Ok, I need to show that in an acoustic mode of vibration in a diatomic lattice, for small $$k$$, $$\omega \propto k$$, and find the constant of proportionality.

Homework Equations

$$A_1\left(\omega^2M-\frac{2T}{a}\right)+A_2\left(\frac{2T}{a}cos(ka)\right)=0$$
, and
$$A_1\left(\frac{2T}{a}cos(ka)\right)+A_2\left(\omega^2m-\frac{2T}{a}\right)=0$$
hence:
$$\omega^2 = \frac{T}{a}\left[\frac{1}{M} + \frac{1}{m}\right] - \frac{T}{a}\left[\left(\frac{1}{M}+\frac{1}{m}\right)^2-\frac{4sin^2(ka)}{Mm}\right]^{1/2}$$

The Attempt at a Solution

I work through it, but repeatedly find that $$\omega^2 \propto k$$, and I can't see anyway of getting a $$k^2$$ factor on the right.
$$\omega^2 = \frac{T}{a}\left[\left(\frac{1}{M} + \frac{1}{m}\right) - \sqrt{\left(\frac{1}{M}+\frac{1}{m}\right)^2-\frac{4sin^2(ka)}{Mm}}\right]$$
$$\omega^2 = \frac{T}{a}\left[\left(\frac{1}{M} + \frac{1}{m}\right) - \sqrt{\left(\frac{1}{M}+\frac{1}{m}\right)^2\left[1-\frac{Mm4sin^2(ka)}{(M+m)^2}\right]}\right]$$
$$\omega^2 = \frac{T}{a}\left(\frac{M+m}{Mm}\right)\left[1 - \sqrt{\left[1-\frac{Mm4sin^2(ka)}{(M+m)^2}\right]}\right]$$
with small angle approximation we get:
$$\omega^2 = \frac{T}{a}\left(\frac{M+m}{Mm}\right)\left[1 - \sqrt{1+\frac{4Mmk^2a^2}{(M+m)^2}}\right]$$
$$\omega^2 = \frac{T}{a}\left(\frac{M+m}{Mm}\right)\left(1-1+\frac{2\sqrt{Mm}ka}{m+M}\right)$$
hence
$$\omega^2 = \frac{2T}{\sqrt{Mm}}k$$

Where am I going wrong?
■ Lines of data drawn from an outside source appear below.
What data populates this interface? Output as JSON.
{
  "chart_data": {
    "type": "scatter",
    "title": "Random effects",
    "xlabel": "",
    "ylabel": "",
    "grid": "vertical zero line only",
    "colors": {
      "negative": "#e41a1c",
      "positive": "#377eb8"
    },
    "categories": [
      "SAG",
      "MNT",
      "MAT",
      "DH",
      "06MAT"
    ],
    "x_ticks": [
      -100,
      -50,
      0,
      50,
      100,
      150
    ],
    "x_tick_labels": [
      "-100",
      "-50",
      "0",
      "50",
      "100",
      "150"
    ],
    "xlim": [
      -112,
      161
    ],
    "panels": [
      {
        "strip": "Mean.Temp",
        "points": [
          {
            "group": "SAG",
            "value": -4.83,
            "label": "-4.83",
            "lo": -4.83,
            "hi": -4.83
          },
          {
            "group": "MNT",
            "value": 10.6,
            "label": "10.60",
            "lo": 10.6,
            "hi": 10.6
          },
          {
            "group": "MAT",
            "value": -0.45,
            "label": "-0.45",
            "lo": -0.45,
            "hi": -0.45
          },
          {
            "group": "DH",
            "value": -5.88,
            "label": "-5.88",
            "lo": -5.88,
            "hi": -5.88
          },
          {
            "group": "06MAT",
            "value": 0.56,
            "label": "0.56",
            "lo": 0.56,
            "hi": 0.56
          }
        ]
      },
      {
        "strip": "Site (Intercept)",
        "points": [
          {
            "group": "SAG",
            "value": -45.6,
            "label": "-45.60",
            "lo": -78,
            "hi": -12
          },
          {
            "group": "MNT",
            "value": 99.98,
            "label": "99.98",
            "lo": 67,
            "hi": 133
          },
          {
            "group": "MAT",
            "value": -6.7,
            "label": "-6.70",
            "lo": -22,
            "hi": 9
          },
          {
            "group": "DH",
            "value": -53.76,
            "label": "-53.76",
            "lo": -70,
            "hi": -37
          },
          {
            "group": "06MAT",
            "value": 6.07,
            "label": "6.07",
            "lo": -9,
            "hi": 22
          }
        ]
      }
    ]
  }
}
I don't see any way to prove this.

 

[olgranpappy]

Homework Statement

Ok, I need to show that in an acoustic mode of vibration in a diatomic lattice, for small $$k$$, $$\omega \propto k$$, and find the constant of proportionality.

Homework Equations

$$A_1\left(\omega^2M-\frac{2T}{a}\right)+A_2\left(\frac{2T}{a}cos(ka)\right)=0$$
, and
$$A_1\left(\frac{2T}{a}cos(ka)\right)+A_2\left(\omega^2m-\frac{2T}{a}\right)=0$$
hence:
$$\omega^2 = \frac{T}{a}\left[\frac{1}{M} + \frac{1}{m}\right] - \frac{T}{a}\left[\left(\frac{1}{M}+\frac{1}{m}\right)^2-\frac{4sin^2(ka)}{Mm}\right]^{1/2}$$

The Attempt at a Solution

I work through it, but repeatedly find that $$\omega^2 \propto k$$, and I can't see anyway of getting a $$k^2$$ factor on the right.
$$\omega^2 = \frac{T}{a}\left[\left(\frac{1}{M} + \frac{1}{m}\right) - \sqrt{\left(\frac{1}{M}+\frac{1}{m}\right)^2-\frac{4sin^2(ka)}{Mm}}\right]$$
$$\omega^2 = \frac{T}{a}\left[\left(\frac{1}{M} + \frac{1}{m}\right) - \sqrt{\left(\frac{1}{M}+\frac{1}{m}\right)^2\left[1-\frac{Mm4sin^2(ka)}{(M+m)^2}\right]}\right]$$
$$\omega^2 = \frac{T}{a}\left(\frac{M+m}{Mm}\right)\left[1 - \sqrt{\left[1-\frac{Mm4sin^2(ka)}{(M+m)^2}\right]}\right]$$

the next step is wrong, you changed a minus into a plus between the terms in the sqrt

with small angle approximation we get:
$$\omega^2 = \frac{T}{a}\left(\frac{M+m}{Mm}\right)\left[1 - \sqrt{1+\frac{4Mmk^2a^2}{(M+m)^2}}\right]$$

the next step is wrong. you didn't use the right expansion of sqrt(1-x). use
$$\sqrt(1-x)\approx 1-x/2$$

$$\omega^2 = \frac{T}{a}\left(\frac{M+m}{Mm}\right)\left(1-1+\frac{2\sqrt{Mm}ka}{m+M}\right)$$
hence
$$\omega^2 = \frac{2T}{\sqrt{Mm}}k$$

Where am I going wrong? I don't see any way to prove this.